2022 | 10.10 | MON
りんご畑を眺めるカフェ
ミズサキノート

〈the campus〉のある北上市の隣町で、「江刺りんご」の産地として知られる奥州市江刺地域。その土地で、カフェや家具製作、りんごの栽培、りんごを使った加工品の製造・販売などを行っているのが、ミズサキノートの及川健児さん・由希子さん夫妻です。

ミズサキノートをオープンする前は、宮城県仙台市で家具制作とグラフィックデザインを行うフリーランスとして活動していた健児さん。両親が高齢になったことをきっかけに、家族で2006年にUターンすると、「地元で暮らすなら、自分で楽しい場所をつくっていきたい」と店舗の立ち上げを考えたといいます。

「自分で何か始めようと考えたのは、家具制作の勉強で長野に行っていた経験が大きいです。長野には、よく農村の中にレストランやカフェがあって、どんな場所でもそこに住んでいる人たち次第で楽しい場所にできることをその景色から感じていました。そこで、実家に戻ってくることを決めた時に、自分で楽しい場所をつくっていこうとすぐに行動することができましたね」

当時この地域には、店が1軒もなかったので、周りの人にはすごく心配されたという。

「ずっと実家で暮らしていた祖母に相談したら『いいんじゃないか』と言ってもらえて。というのも、祖母が若い頃は、このお店からすぐ近くの川沿いに船着場があって、お店がたくさん並んでいたらしいんです。なので、その当時を知っている祖母は素直に応援してくれたんだと思います」

ミズサキノートをオープンしたのは、2010年。それから12年運営を続け、たくさんの人で賑わうお店に。取材に伺った時も、開店してすぐの時間だったにも関わらず、お客さんが絶え間なく訪れていました。

カフェの運営は、由希子さんが担当。スタッフとともに、ケーキやスコーンなどのお菓子、ドリンクなどを提供しています。自家製の江刺産りんごを使ったメニューが特徴で、りんごジュースやアップルパイが人気です。

「りんご畑が隣接しているのが一番のメリットなので、お店の窓からりんご畑が見えるような設計にしています。入り口からすぐのスペースにはりんごジュースやジャムなどの加工品や調味料などの販売を行っているので、物販を利用してくださる方もいますね」

また、カフェの隣には、健児さんが家具の制作を行う〈JP-STYLE〉の工房も。木製の家具を制作していて、現在は来年まで作業を予定しているミズサキノートのリニューアルに向けた制作を行っています。
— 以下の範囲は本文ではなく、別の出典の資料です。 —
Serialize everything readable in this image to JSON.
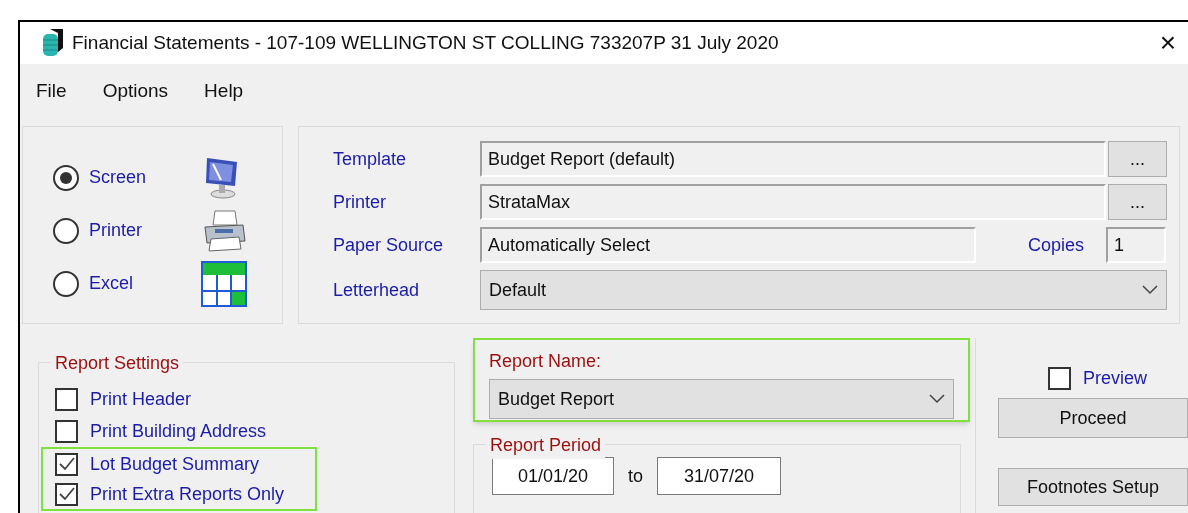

「田舎じゃないとできないこと。農家だからできること。それらを魅力として持ってやることで、遠くから人が来てくれるような場所になるんじゃないかと思って。実際に県外からも訪れて来てくれる方がいるので、当初考えていたことが実現できつつあるのかなと思っています」

ミズサキノートは来春、菓子工房の増築と店舗のリニューアルを予定しているそうです。ぜひ〈the campus〉に来たときは、一緒に訪問しておいしいりんごでつくられるカフェメニューを味わってみてください。